Top 5 Worst Videogame Commercials

The best of the worst in selling video games.

Nash Herringtonby Nash Herrington

Not so long ago the Dead Island trailer popped up out of nowhere and instantly convinced thousands of gamers to purchase a title that up until that point no one had heard of. This is the power of the commercial, and when utilized correctly it can turn your hopeful underdog into a giant behemoth of a franchise. When used incorrectly, however, it can lead to it turning up on lists such as these.

Here are the top 5 WORST videogame commercials.


5. “Wanna see more?” Err… no.

“HEY!” begins the angry black guy shouting at the stoned teen from out of the television, “You still don’t have a Sega CD?” If he would’ve followed this question by saying “don’t worry, not a lot of people do” then we would have listened to him, but instead he showed us a bunch of underwhelming FMV sequences and messed up our lounge.

Oh, and don’t miss the incredibly creepy face at the end.
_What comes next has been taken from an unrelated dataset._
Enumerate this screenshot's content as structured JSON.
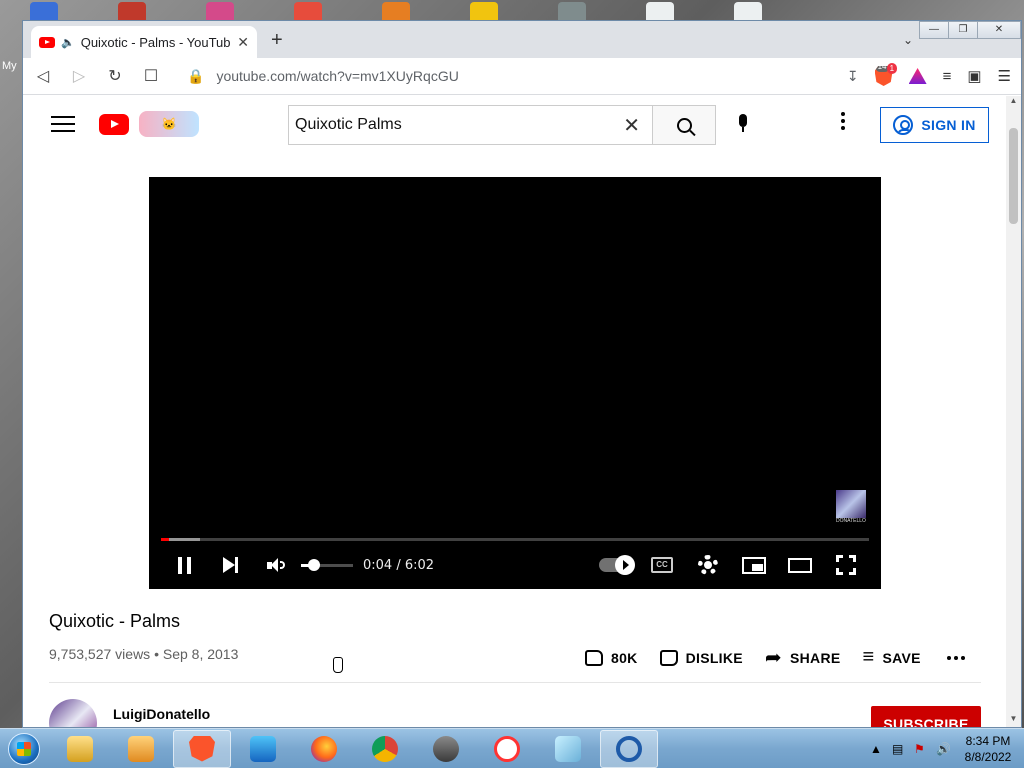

Shudder.


4. “Jaguar, Jaguar, JAAAAAAGUAAAAR!!!”

“What do children love the most?” thought the Atari marketing team. “I’ve got it…” said a guy in the back, “…math! “and so the marketers scurried away to create this abomination, in which a school teacher stands before a group of dithering adults and does everything but brutally beat the Jaguar into their fragile minds. Unfortunately it didn’t really work with the viewing public.


3. Nintendo Transvestite

If at any point you find yourself in a position where your father is trying to convince you to not tell your mother that you’ve seen him prancing around in her underwear, then I think you’re going to have more pressing matters on your hands than trying to blackmail him out of $40 for a copy of Super Smash Bros.


2. “Whoa! Nice Graphics!”

Remember that time when you invited that kid to your house who was much cooler than you were? Remember when you played on the NES with him and he burst into an impromptu rap about the joys of playing The Legend of Zelda? No? Well that’s because it never f***ing happened. You invited the cool kid to your house; he laughed at you and didn’t show up. You ended up fighting those “bad” creatures from Ganon yourself, alone, and in no way was it “intense”.

“You lied to us Nintendo, so screw you/the new Zelda game looks underwhelming, WIKI-WIKI-WOO!”


1. Oh, Japan.

No embed for this one… You'll just have to go watch it yourself!  Oh, Japan.

Before The Legend of Zelda became the revered and respected franchise it is today, Japanese Nintendo marketers decided the best way to promote A Link to the Past would be to have Link, Zelda & co. break out their best boyband moves to a rendition of House of Pain’s “Jump Around”. Unfortunately, Ganon neither jumps nor gets down. Spoil sport.